No hay problema, pensé: sobreviviré con bebidas energéticas. ¿Qué tiene eso de vergonzoso? ¿Qué tiene de vergonzoso entrar en un Tesco y recoger una lata negra y verde neón de Monster Energy, su nombre en escritura satánica, a las 8.05 de la mañana? ¿Qué haría que alguien me mirara con ojo de pez, encendiera la luz intermitente de verificación de edad y que un chico viniera y certificara que tengo más de 16 años? Todo este estigma social ocurrió incluso antes de que abriera una bebida energética y tuviera que probarla.
Hay un hueco en el mercado, empresarios, para bebidas energéticas que parecen kombucha y saben a gaseosa, para personas de mediana edad que no quieren andar por ahí anunciando que sus vidas han dado un giro terrible y misterioso. No podrás poner en producción esta idea a tiempo para que me sea útil, así que tómala y haz lo que quieras.

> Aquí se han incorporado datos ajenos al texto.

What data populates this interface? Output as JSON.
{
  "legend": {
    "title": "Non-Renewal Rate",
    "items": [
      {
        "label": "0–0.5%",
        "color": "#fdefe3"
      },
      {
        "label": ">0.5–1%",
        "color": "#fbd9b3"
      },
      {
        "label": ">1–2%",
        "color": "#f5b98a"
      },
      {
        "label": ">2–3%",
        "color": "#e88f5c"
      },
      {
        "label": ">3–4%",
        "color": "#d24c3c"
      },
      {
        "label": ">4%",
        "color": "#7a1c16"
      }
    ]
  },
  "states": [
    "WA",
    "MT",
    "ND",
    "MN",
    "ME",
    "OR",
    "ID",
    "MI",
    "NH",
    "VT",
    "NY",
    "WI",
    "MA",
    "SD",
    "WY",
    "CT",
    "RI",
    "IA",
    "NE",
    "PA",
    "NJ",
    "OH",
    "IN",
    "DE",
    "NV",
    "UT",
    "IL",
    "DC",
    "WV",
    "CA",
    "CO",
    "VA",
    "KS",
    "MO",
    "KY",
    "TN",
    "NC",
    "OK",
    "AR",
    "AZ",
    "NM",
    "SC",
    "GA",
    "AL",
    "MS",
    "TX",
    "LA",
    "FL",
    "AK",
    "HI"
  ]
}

En lugar de eso, recurrí a Pro Plus, la pastilla de cafeína que era famosa cuando estaba en la escuela. Los niños que lo usaron no habían dormido nada, pero tenían 15 años, así que eso no fue realmente un problema: el Pro Plus simplemente les dio una ventaja. Estaba al borde de la locura; hacía que tus ojos brillaran y se volvieran salvajes, y tus frases no tenían sentido.
Para replicar las condiciones de un espresso triple usando solo Pro Plus, probablemente necesitarás tomar al menos cuatro, aunque los fabricantes establecen claramente que no debes tomar más de dos en tres horas. Y eso si solo tomáramos un café al día, lo cual yo nunca hice. Aún así, me encanta. Me hace sentir como si tuviera 15 años: demasiado joven para comprar una Monster, pero nunca demasiado joven para sentir que me he bebido tres.